Ellie remembered when her hands were small and could fit into crevices; fit in all the hidden places. She balls them up into fists until her knuckles were forced white and she releases them against her side. She could see Joel walking ahead of her as he often did, a silhouette. He aligned with the moon but it wasn't particularly bright this night. There weren't many stars either. They were hiding but from what? Something akin to dread filled her up. The quiet night was anything but a reprieve. She wished Joel was closer. Why was he walking so far ahead?
She lets out a breath, "Hey, what's the rush?" Her voice sounded as if it didn't belong to her and she waited for it to carry itself across the growing divide. He stops then with a tired sigh, "I was givin' you time." Time to reflect. Time to analyze. Time to grieve. Time to scream. There were things she didn't want time for. Her thoughts were wicked things these days.
She grips the strap of her bag a bit too tightly, "I'm fine." He doesn't reply but the way he's looking at her she knows he can see right through her to the core. They walk side by side now in sync without even trying. They were reflections of each other; of days and people they've lost. He looks out ahead of them, ready to take on whatever dare crawl out from the decaying tomb of a town "You've been practicin'" She knows he could either mean the guitar or…
But of course he has a hint of a smile on his face. He was never proud of killing and she could pretend she didn't glean any pleasure from it either but she'd be lying (at least in this instance). Not these men. They didn't deserve her regret. "Any chance I get" She states and her mouth moves into a small smile of its own accord. She'd play the guitar right now if she could and let the clickers come out to dance. She'd strum and hum and sing until they took her into their arms.

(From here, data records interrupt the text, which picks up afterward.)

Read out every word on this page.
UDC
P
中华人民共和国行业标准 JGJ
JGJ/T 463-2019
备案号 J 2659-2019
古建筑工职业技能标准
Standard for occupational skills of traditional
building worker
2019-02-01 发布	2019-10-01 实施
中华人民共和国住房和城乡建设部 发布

She looks up ahead of them then and sees her but only for a moment before she disappears into the black. It was Riley. She could hardly see her in the dark but she knew it was her. It wasn't really her though, obviously. Her heart began to hammer in her chest and she turns to where Joel had been but he was gone.

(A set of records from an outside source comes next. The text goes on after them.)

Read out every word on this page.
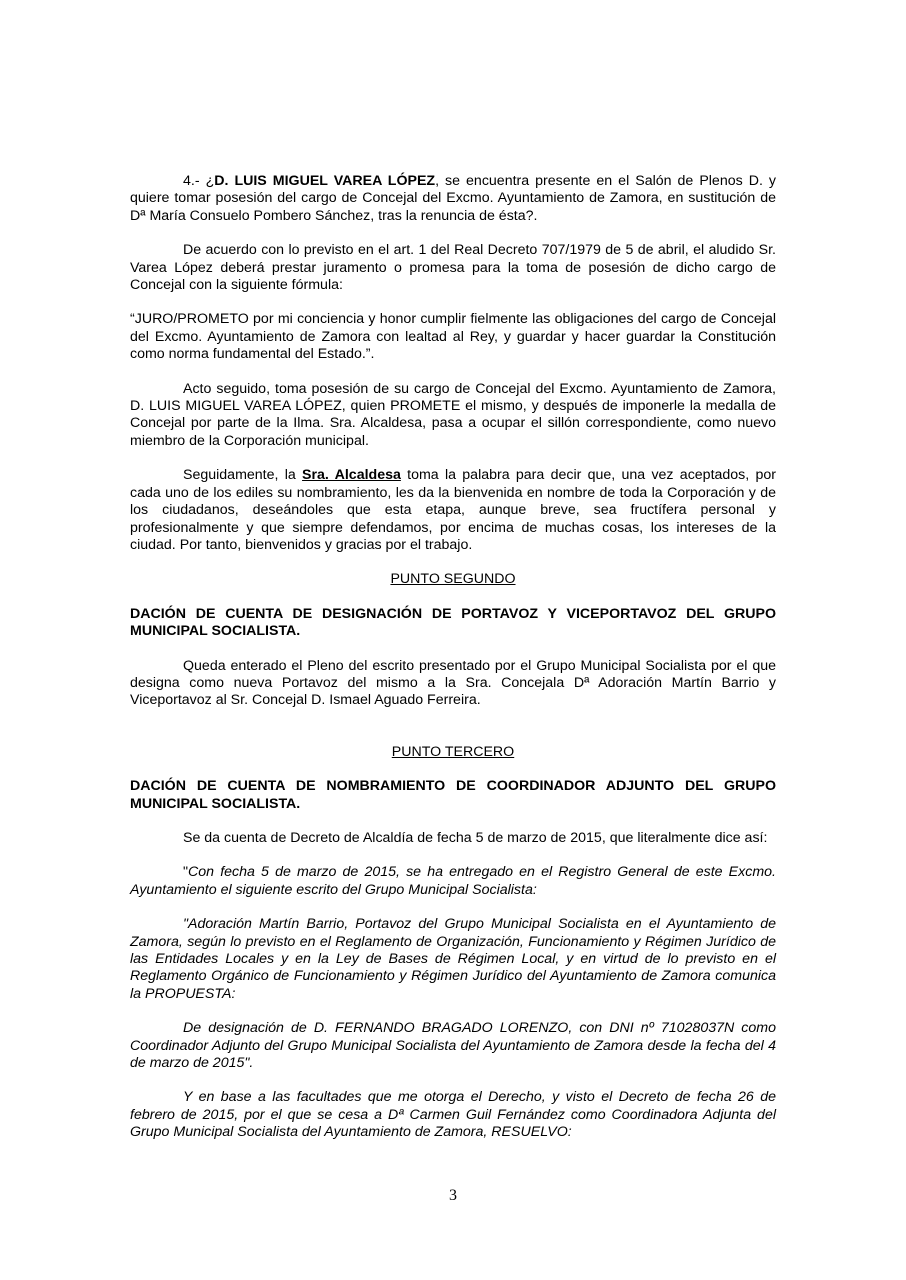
4.- ¿D. LUIS MIGUEL VAREA LÓPEZ, se encuentra presente en el Salón de Plenos D. y quiere tomar posesión del cargo de Concejal del Excmo. Ayuntamiento de Zamora, en sustitución de Dª María Consuelo Pombero Sánchez, tras la renuncia de ésta?.

De acuerdo con lo previsto en el art. 1 del Real Decreto 707/1979 de 5 de abril, el aludido Sr. Varea López deberá prestar juramento o promesa para la toma de posesión de dicho cargo de Concejal con la siguiente fórmula:

“JURO/PROMETO por mi conciencia y honor cumplir fielmente las obligaciones del cargo de Concejal del Excmo. Ayuntamiento de Zamora con lealtad al Rey, y guardar y hacer guardar la Constitución como norma fundamental del Estado.”.

Acto seguido, toma posesión de su cargo de Concejal del Excmo. Ayuntamiento de Zamora, D. LUIS MIGUEL VAREA LÓPEZ, quien PROMETE el mismo, y después de imponerle la medalla de Concejal por parte de la Ilma. Sra. Alcaldesa, pasa a ocupar el sillón correspondiente, como nuevo miembro de la Corporación municipal.

Seguidamente, la Sra. Alcaldesa toma la palabra para decir que, una vez aceptados, por cada uno de los ediles su nombramiento, les da la bienvenida en nombre de toda la Corporación y de los ciudadanos, deseándoles que esta etapa, aunque breve, sea fructífera personal y profesionalmente y que siempre defendamos, por encima de muchas cosas, los intereses de la ciudad. Por tanto, bienvenidos y gracias por el trabajo.

PUNTO SEGUNDO

DACIÓN DE CUENTA DE DESIGNACIÓN DE PORTAVOZ Y VICEPORTAVOZ DEL GRUPO MUNICIPAL SOCIALISTA.

Queda enterado el Pleno del escrito presentado por el Grupo Municipal Socialista por el que designa como nueva Portavoz del mismo a la Sra. Concejala Dª Adoración Martín Barrio y Viceportavoz al Sr. Concejal D. Ismael Aguado Ferreira.

PUNTO TERCERO

DACIÓN DE CUENTA DE NOMBRAMIENTO DE COORDINADOR ADJUNTO DEL GRUPO MUNICIPAL SOCIALISTA.

Se da cuenta de Decreto de Alcaldía de fecha 5 de marzo de 2015, que literalmente dice así:

"Con fecha 5 de marzo de 2015, se ha entregado en el Registro General de este Excmo. Ayuntamiento el siguiente escrito del Grupo Municipal Socialista:

"Adoración Martín Barrio, Portavoz del Grupo Municipal Socialista en el Ayuntamiento de Zamora, según lo previsto en el Reglamento de Organización, Funcionamiento y Régimen Jurídico de las Entidades Locales y en la Ley de Bases de Régimen Local, y en virtud de lo previsto en el Reglamento Orgánico de Funcionamiento y Régimen Jurídico del Ayuntamiento de Zamora comunica la PROPUESTA:

De designación de D. FERNANDO BRAGADO LORENZO, con DNI nº 71028037N como Coordinador Adjunto del Grupo Municipal Socialista del Ayuntamiento de Zamora desde la fecha del 4 de marzo de 2015".

Y en base a las facultades que me otorga el Derecho, y visto el Decreto de fecha 26 de febrero de 2015, por el que se cesa a Dª Carmen Guil Fernández como Coordinadora Adjunta del Grupo Municipal Socialista del Ayuntamiento de Zamora, RESUELVO:

3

She stops abruptly, "Joel?"
She turns around almost ready to go into panic mode. To her relief, Joel was grabbing something from a destroyed rusted car. It looked to be a handgun maybe. She lets out the breath she was holding and he catches back up with her.
When did it get so dark?
They camp in a diner that was covered in old bullet holes. Part of the roof was blown off by some kind of high powered artillery. It didn't much matter now. She laid down on her sleeping bag as Joel stood against the counter keeping watch out of the broken windows. She wanted to say she was sorry to the shadow of her dear friend, the only father she knew. That's not what they do though. They live in the silence and just know what the other is thinking. Instead she says, "Did you see this big fucking hole?"

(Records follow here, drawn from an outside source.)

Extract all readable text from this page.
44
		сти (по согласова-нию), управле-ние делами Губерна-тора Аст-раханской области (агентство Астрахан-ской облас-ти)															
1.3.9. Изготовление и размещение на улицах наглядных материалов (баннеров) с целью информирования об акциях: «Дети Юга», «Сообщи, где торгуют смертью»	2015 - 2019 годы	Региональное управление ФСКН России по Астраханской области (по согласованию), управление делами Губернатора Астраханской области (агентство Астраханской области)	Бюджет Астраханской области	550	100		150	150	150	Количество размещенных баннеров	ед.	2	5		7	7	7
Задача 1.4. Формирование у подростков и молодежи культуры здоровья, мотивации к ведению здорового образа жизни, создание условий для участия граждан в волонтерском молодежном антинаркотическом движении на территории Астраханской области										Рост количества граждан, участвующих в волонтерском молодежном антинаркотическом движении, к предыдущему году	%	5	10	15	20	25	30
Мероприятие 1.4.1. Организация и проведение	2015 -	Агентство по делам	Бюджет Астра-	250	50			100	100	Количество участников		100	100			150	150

She's laying on her back now looking up at the night sky through the roof. She can hear Joel shift and knows he's looking. He hums in response but says nothing else. She lays there on her back and stares beyond the hole out into the void with no stars. It could swallow her whole. She turns away abruptly and lays on her side facing Joel. He's back to staring out into the street. She felt like she was fading, disappearing. Soon she'd be nothing more than the imprint on this sleeping bag. She shut her eyes and listens. She hears laughter and a crackling fire. The pages of a book turning, the sound of footsteps in the rain, quiet yawns, the chopping of wood. There is distant singing too. It was Joel…he was singing, somewhere far away. She strains herself to hear it but it's faint. It's too much, too fast.
"Hey kiddo" She hears and then the snapping of twigs or maybe…bones.